Latex Ballerina – Introduction
The Vision
Some projects take shape on paper. This one took shape over years of waiting for the right person to exist. The idea of a ballerina in latex is not complicated to imagine, but it is nearly impossible to realize, honestly, because it requires someone for whom neither element is a costume. The ballet has to be real. The latex has to be lived. And the person wearing both has to understand that the project asks something of them that goes beyond a shoot day.

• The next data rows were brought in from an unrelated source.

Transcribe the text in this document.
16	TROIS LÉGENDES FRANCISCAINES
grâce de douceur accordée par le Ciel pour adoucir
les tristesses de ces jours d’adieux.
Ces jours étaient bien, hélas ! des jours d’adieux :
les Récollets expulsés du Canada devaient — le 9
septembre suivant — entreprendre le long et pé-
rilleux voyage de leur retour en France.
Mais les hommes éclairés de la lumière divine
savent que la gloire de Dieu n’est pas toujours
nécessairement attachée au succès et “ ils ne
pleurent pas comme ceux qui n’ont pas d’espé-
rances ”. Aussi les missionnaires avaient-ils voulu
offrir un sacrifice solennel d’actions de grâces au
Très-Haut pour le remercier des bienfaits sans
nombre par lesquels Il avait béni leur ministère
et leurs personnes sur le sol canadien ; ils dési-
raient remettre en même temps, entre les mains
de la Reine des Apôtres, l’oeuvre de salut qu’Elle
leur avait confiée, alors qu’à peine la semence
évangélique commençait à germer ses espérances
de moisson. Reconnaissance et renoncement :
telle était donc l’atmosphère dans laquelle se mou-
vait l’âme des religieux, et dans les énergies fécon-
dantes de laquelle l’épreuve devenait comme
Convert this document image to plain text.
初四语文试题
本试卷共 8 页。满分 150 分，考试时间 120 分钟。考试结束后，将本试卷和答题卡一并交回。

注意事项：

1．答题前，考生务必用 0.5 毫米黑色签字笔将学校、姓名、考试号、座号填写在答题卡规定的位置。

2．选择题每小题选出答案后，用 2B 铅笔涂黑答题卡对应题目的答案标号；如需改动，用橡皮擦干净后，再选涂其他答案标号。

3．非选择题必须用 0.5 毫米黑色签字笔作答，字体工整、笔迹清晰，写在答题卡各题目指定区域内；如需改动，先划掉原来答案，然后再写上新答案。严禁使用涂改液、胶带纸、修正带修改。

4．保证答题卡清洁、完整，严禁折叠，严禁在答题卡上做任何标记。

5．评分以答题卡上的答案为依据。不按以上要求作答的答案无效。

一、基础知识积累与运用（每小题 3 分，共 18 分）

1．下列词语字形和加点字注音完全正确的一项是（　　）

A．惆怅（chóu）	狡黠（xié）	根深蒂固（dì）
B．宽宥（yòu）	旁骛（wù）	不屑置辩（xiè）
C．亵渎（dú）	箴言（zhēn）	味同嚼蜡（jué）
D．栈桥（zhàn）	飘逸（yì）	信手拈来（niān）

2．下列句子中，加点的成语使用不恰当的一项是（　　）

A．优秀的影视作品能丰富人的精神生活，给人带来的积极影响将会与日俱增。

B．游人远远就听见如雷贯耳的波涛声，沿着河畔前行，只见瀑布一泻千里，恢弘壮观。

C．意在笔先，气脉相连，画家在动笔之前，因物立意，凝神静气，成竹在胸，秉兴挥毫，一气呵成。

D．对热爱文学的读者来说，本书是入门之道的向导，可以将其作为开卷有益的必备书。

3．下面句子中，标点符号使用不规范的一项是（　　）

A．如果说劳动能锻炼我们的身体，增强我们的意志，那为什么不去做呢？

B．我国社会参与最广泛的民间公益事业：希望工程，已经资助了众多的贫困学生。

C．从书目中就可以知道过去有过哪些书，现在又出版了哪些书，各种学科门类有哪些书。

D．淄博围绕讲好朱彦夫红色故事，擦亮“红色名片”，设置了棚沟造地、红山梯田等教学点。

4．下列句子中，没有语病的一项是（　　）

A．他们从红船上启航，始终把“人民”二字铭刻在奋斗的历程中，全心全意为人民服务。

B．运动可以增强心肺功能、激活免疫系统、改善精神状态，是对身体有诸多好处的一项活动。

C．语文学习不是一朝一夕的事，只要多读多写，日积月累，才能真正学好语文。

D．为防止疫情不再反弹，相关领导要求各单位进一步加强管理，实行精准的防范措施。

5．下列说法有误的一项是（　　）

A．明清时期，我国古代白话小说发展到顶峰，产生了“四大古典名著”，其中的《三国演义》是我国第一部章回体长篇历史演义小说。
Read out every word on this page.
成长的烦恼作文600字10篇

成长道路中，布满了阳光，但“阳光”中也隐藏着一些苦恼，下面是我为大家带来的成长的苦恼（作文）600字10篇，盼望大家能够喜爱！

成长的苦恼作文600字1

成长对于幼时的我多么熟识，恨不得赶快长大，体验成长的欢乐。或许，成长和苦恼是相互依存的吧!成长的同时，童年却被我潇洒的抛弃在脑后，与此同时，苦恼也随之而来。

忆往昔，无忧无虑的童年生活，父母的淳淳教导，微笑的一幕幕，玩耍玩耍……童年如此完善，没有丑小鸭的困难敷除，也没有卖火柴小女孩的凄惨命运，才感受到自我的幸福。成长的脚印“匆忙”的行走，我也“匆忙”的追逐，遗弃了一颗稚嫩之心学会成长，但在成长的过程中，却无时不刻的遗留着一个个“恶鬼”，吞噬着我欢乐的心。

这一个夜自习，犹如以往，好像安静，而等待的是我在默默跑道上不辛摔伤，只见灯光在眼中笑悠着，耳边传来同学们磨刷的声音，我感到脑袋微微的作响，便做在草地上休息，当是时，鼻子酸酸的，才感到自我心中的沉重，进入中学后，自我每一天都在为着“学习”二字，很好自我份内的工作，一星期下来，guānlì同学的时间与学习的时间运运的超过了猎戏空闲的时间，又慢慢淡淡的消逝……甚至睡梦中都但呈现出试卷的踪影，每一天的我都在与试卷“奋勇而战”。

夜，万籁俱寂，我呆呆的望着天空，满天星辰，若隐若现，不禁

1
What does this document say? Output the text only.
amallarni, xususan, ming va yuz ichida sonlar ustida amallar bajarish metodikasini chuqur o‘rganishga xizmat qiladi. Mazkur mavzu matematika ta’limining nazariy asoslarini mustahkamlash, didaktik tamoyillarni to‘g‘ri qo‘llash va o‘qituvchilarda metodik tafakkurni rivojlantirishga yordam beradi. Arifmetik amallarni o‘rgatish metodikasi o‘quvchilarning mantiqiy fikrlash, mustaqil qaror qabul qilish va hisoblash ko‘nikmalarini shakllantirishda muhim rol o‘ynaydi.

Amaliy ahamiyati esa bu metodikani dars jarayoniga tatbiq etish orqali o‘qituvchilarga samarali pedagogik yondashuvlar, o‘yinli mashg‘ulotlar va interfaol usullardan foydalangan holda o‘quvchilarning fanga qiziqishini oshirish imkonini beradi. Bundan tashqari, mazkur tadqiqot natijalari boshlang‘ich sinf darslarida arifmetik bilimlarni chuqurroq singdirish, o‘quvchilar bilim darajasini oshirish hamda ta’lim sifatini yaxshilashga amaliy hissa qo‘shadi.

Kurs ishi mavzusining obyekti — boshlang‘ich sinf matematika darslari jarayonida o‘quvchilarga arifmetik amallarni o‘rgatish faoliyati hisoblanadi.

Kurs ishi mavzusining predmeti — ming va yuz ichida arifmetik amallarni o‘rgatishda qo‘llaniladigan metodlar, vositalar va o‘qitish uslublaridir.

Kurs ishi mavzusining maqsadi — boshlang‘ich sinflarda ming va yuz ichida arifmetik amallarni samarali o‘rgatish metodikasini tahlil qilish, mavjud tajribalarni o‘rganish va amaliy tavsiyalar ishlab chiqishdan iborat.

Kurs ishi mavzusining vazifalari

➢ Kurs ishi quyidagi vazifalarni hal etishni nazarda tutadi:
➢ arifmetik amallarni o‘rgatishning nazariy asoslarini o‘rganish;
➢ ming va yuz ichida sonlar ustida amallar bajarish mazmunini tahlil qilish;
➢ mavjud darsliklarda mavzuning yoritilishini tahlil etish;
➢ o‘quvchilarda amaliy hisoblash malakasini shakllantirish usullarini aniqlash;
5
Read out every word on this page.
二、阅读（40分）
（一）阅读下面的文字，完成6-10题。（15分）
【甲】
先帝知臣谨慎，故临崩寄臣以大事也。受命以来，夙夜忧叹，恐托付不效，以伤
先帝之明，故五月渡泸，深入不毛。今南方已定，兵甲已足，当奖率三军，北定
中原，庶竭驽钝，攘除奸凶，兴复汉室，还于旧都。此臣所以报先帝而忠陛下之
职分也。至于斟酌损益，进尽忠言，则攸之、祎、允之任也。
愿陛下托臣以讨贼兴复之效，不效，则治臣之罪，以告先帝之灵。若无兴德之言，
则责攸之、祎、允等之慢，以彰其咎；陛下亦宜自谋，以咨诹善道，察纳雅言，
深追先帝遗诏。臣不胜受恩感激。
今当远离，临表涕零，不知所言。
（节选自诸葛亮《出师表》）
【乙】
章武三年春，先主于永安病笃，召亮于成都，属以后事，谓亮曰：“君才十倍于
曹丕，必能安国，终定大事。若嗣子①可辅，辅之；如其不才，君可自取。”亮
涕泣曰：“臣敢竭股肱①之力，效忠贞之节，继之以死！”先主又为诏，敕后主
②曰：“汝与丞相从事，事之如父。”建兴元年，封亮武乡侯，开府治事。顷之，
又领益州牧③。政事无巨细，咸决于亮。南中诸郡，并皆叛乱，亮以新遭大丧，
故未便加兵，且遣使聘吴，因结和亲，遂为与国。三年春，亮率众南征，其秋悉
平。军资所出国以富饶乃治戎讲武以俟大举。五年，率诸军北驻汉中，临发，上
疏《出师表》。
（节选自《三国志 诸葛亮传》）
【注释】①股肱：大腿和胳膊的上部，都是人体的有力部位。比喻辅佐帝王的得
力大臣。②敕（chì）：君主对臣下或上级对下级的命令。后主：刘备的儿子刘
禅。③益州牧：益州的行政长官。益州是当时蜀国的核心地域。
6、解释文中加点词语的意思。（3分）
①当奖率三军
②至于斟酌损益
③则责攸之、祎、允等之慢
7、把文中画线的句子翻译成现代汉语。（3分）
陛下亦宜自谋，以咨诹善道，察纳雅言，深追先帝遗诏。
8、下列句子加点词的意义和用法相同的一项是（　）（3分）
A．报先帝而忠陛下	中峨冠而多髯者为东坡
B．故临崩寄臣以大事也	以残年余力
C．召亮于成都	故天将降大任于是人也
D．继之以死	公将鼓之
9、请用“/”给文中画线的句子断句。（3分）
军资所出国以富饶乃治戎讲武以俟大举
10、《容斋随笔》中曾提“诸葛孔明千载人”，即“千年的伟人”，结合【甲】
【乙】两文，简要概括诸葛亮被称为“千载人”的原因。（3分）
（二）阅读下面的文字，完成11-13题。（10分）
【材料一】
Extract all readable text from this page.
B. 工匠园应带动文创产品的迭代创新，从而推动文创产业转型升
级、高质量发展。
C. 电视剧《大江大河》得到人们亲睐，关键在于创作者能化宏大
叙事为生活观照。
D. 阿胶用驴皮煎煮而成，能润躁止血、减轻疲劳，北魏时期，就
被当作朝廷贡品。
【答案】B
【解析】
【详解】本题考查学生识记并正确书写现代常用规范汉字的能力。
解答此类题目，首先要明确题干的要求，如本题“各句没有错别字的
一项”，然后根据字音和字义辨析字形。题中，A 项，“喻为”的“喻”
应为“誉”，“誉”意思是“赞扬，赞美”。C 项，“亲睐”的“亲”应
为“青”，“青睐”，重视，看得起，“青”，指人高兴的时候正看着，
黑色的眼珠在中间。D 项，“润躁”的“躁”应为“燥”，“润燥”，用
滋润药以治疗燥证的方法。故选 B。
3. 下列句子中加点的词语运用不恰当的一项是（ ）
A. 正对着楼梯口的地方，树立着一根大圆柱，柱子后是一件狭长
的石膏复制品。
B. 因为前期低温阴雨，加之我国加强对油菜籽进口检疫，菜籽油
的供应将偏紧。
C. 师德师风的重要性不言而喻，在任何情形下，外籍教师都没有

Evie Fayé is that person. She has trained in classical ballet since she was three years old, and that history is not background detail; it is the entire structural reason the project functions. My approach to photography has never been about capturing what is placed in front of a lens. It is about building something that would not exist without the specific combination of people, discipline, and vision in the room. Latex Ballerina required a dancer who moves because movement is her language, and an artist who shoots because images are his.
What It Actually Is
The project sits at the intersection of two systems of precision that most people never consider alongside each other. Ballet is a lifelong negotiation between the body and an exacting set of demands; every position earned, every deviation corrected, nothing performed casually. Latex functions the same way: it is not decorative, it is not a provocation, it records. It makes visible what the body is doing beneath it.
Evie wears ballet heels or wedges, latex, and her steel collar daily. Not as preparation for a shoot, but as a statement of intent; her own, made independently. That commitment is what separates the project from aesthetics. It is an artistic identity built from the inside out, by two people who approach their respective crafts with the same underlying conviction: that the easy version of something is never the point.